GE, Clean Line join forces for America’s largest clean energy project
Clean Line Energy Partners and General Electric (GE) have announced a collaboration in the development of the nation’s largest clean energy infrastructure project, a massive 720-mile electric transmission line that will deliver wind energy from the Oklahoma Panhandle to homes in Arkansas, Tennessee, and other states in the Southeast.
The Plains and Eastern Clean Line will be the first overhead high voltage direct current (HVDC) project in the U.S. in more than 20 years. GE will be the exclusive provider of the HVDC converter stations, the company’s first HVDC project since acquiring Alstom in 2015. The converters will be located in Pope County, Arkansas, as well as Texas County, Oklahoma and Shelby County, Tennessee.
“We are pleased to partner with Clean Line Energy on this transformational clean energy project,” said Russell Stokes, president and CEO of GE Energy Connections. “Our exclusive agreement to provide HVDC technology for the Plains & Eastern Clean Line Project will pave the way for substantial growth in the U.S. renewable energy industry.”
Michael Skelly, president of Clean Line Energy, praised GE’s experience handling large-scale infrastructure projects in the U.S. and across the world.

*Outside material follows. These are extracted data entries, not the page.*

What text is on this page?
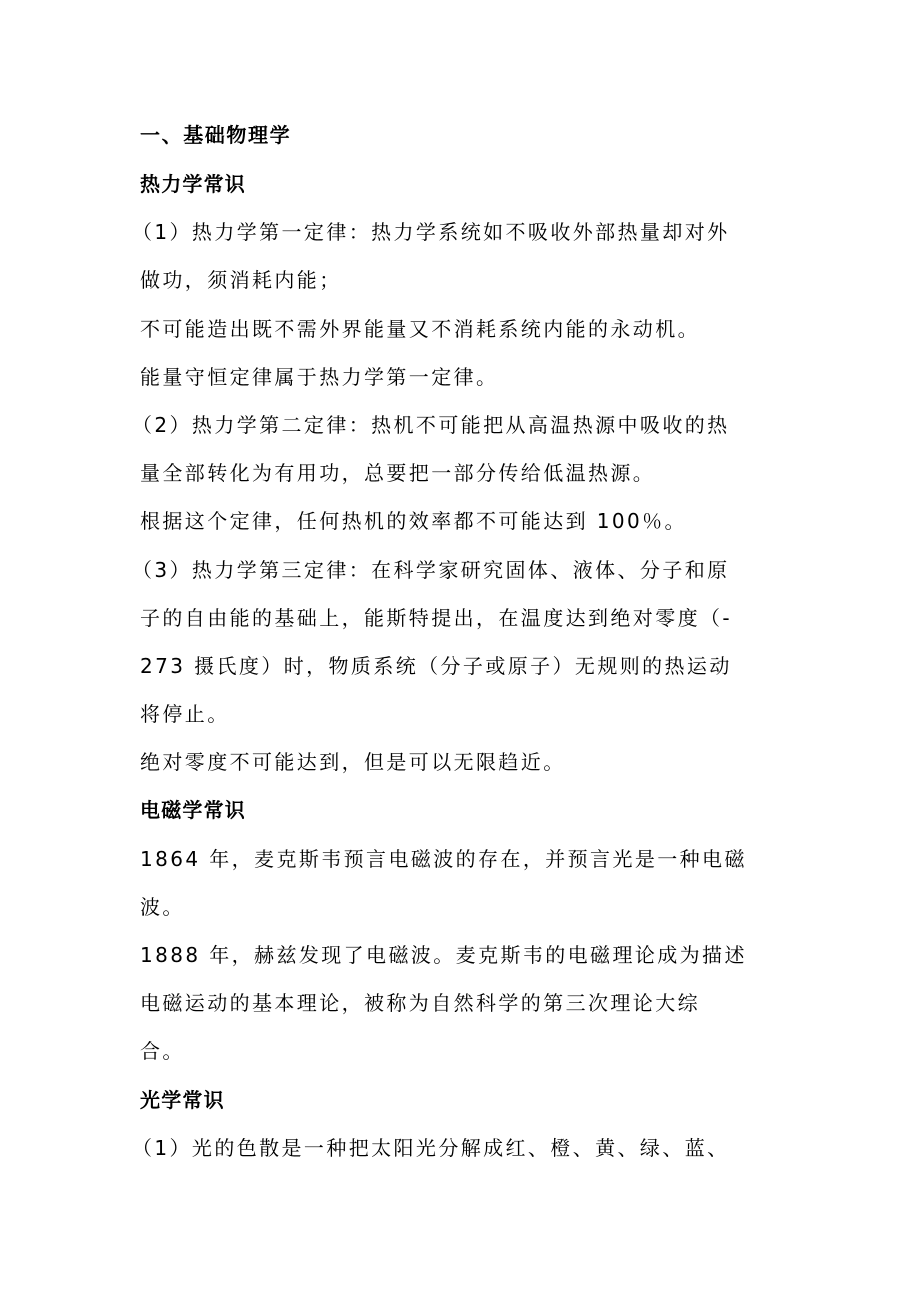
一、基础物理学
热力学常识
（1）热力学第一定律：热力学系统如不吸收外部热量却对外
做功，须消耗内能；
不可能造出既不需外界能量又不消耗系统内能的永动机。
能量守恒定律属于热力学第一定律。
（2）热力学第二定律：热机不可能把从高温热源中吸收的热
量全部转化为有用功，总要把一部分传给低温热源。
根据这个定律，任何热机的效率都不可能达到 100％。
（3）热力学第三定律：在科学家研究固体、液体、分子和原
子的自由能的基础上，能斯特提出，在温度达到绝对零度（-
273 摄氏度）时，物质系统（分子或原子）无规则的热运动
将停止。
绝对零度不可能达到，但是可以无限趋近。
电磁学常识
1864 年，麦克斯韦预言电磁波的存在，并预言光是一种电磁
波。
1888 年，赫兹发现了电磁波。麦克斯韦的电磁理论成为描述
电磁运动的基本理论，被称为自然科学的第三次理论大综
合。
光学常识
（1）光的色散是一种把太阳光分解成红、橙、黄、绿、蓝、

“This project will benefit from the experience and leadership that GE brings to bear in modernizing the U.S. electric grid,” he said. “They have been at the forefront of many of our nation’s largest infrastructure projects and will ensure that leading technology will be used to provide affordable, clean energy to the Mid-South and Southeast.”
The Plains and Eastern Clean Line was approved by federal regulators in March after sitting in limbo for five years after being rejected by the Arkansas Public Service Commission in 2011, allowing it to move forward under the federal Energy Policy Act of 2005.
The project is billed as the largest wind energy transmission project in the country. It promises to deliver 4,000 megawatts of wind power generated by turbines in Oklahoma to a terminal in Memphis.
Critics of the line say that the project will erode property values along the line’s route and will have negative environmental impacts. The entire Arkansas congressional delegation in Washington has spoken out against the project, while a lawsuit by landowner groups is pending in federal court in Jonesboro.